On pense aussi à la manière dont le cinéaste évoque l’homosexualité: le seul personnage uniquement homosexuel est un homme tandis que les femmes sont forcément bisexuelles. C’est un peu simpliste, même si le réalisateur en profite pour parler du sida de manière assez pertinente pour l’époque.

Pour notre part, c’est aussi cette idée que les femmes prennent progressivement le pouvoir dans la société qui nous a dérangé. Si cet axe est surtout l’occasion d’appuyer la peur des hommes de leur perte de pouvoir progressive, il faut garder en tête que le film date des années 80 et que les récentes années ont bien prouvé que le patriarcat avait encore de longs jours heureux devant lui.

Réellement, cette première partie paraît bancale, et le film va trouver un nouveau souffle, bien plus pérenne dans sa deuxième moitié, lorsque qu’hommes et femmes enfin réunis vont opposer leurs anecdotes. Bien plus mordant, et plus cruel, le cinéaste semble abandonner un côté “donneur de leçons” pour laisser ses personnages s’épanouir et ne plus imposer des idées contestables. Cette opposition désormais ouverte du film est plus nuancée, plus réfléchie. 

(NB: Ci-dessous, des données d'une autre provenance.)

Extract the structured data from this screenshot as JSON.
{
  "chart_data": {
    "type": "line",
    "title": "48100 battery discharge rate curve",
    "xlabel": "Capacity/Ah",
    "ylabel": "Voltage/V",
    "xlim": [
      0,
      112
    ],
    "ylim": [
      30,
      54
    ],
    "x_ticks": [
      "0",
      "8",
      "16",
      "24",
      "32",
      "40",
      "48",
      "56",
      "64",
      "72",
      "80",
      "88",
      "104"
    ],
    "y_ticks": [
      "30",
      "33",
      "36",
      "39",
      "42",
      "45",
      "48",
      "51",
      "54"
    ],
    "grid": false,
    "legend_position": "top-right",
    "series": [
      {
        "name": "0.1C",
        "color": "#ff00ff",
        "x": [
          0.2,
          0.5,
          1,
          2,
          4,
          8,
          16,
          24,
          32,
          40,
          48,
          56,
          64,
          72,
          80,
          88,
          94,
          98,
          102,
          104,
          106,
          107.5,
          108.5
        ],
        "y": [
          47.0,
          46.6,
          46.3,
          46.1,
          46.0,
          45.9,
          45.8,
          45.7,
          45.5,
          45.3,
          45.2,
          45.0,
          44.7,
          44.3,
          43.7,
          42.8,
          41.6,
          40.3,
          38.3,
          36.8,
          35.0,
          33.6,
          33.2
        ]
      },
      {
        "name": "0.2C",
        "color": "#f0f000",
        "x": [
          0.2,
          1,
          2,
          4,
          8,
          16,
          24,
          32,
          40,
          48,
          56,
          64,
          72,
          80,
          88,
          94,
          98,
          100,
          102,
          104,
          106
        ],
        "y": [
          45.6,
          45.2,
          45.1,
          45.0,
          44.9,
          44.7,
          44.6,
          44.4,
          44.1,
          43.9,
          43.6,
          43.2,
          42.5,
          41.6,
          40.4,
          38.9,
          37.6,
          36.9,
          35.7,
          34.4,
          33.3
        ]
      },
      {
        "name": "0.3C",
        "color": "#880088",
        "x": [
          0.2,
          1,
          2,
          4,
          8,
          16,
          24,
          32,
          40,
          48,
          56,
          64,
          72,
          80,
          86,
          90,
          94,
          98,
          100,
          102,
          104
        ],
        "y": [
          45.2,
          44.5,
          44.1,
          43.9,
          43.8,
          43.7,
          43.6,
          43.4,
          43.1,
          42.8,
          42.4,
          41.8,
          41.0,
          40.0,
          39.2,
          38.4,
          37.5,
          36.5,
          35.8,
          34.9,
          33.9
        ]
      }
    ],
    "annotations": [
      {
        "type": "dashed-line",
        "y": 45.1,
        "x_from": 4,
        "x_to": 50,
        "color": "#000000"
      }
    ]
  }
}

De la rigolade amicale des premières minutes, on passe à un jeu cruel, où chaque évocation d’aventure passée est une opportunité de faire mal à son prochain et aussi l’occasion de constater que cette bande d’amis vit dans le mensonge larvé. Denys Arcand y apparaît plus pertinent dans son propos. Ce que l’on pouvait apparenter à un mépris très masculins des femmes dans la première partie va revenir en pleine figure de nos héros, et cette idée d’infidélité chronique qui nous avait dérangé passe un peu mieux lorsque l’on constate que les hommes sont pris à leur propre jeu. Même si une fois de plus, le cinéaste semble s’accrocher à son idée contestable.

Le souci du “déclin de l’empire américain” c’est peut-être la manière dont il restreint la classe sociale de ses personnages. Il y a bien un instant où cette appartenance va être mis à mal, mais de manière très rapide. On ne peut s’empêcher de penser que le film aurait gagné en profondeur en diversifiant davantage ses personnages, et en y incorporant des gens plus simples.

Premier film d’une trilogie, sur laquelle Denys Arcand ne reviendra qu’au siècle prochain avec “Les invasions barbares” en 2003, puis “L’âge des ténèbres” en 2007, “Le déclin de l’empire américain” a suffisamment attisé notre curiosité pour nous pencher bientôt sur la suite. Notez aussi qu’en 2018, le cinéaste a sorti un film au titre très proche: “La chute de l’empire américain”, pourtant assez différent dans ses thématiques. Trois autres films donc, sur lesquels Les Réfracteurs se pencheront bientôt, vous pouvez comptez sur nous !

5000

D’intelligence le film ne manque pas, mais une espèce de condescendance chronique et quelques idées contestables le plombent. Mais gardons en tête que “Le déclin de l’empire américain” n’est qu’un premier essai sur des thématiques que le cinéaste va travailler tout au long de sa vie. C’est à la fin de ce triptyque que notre jugement sera définitif, même si on est quelque peu sceptiques sur ce premier film.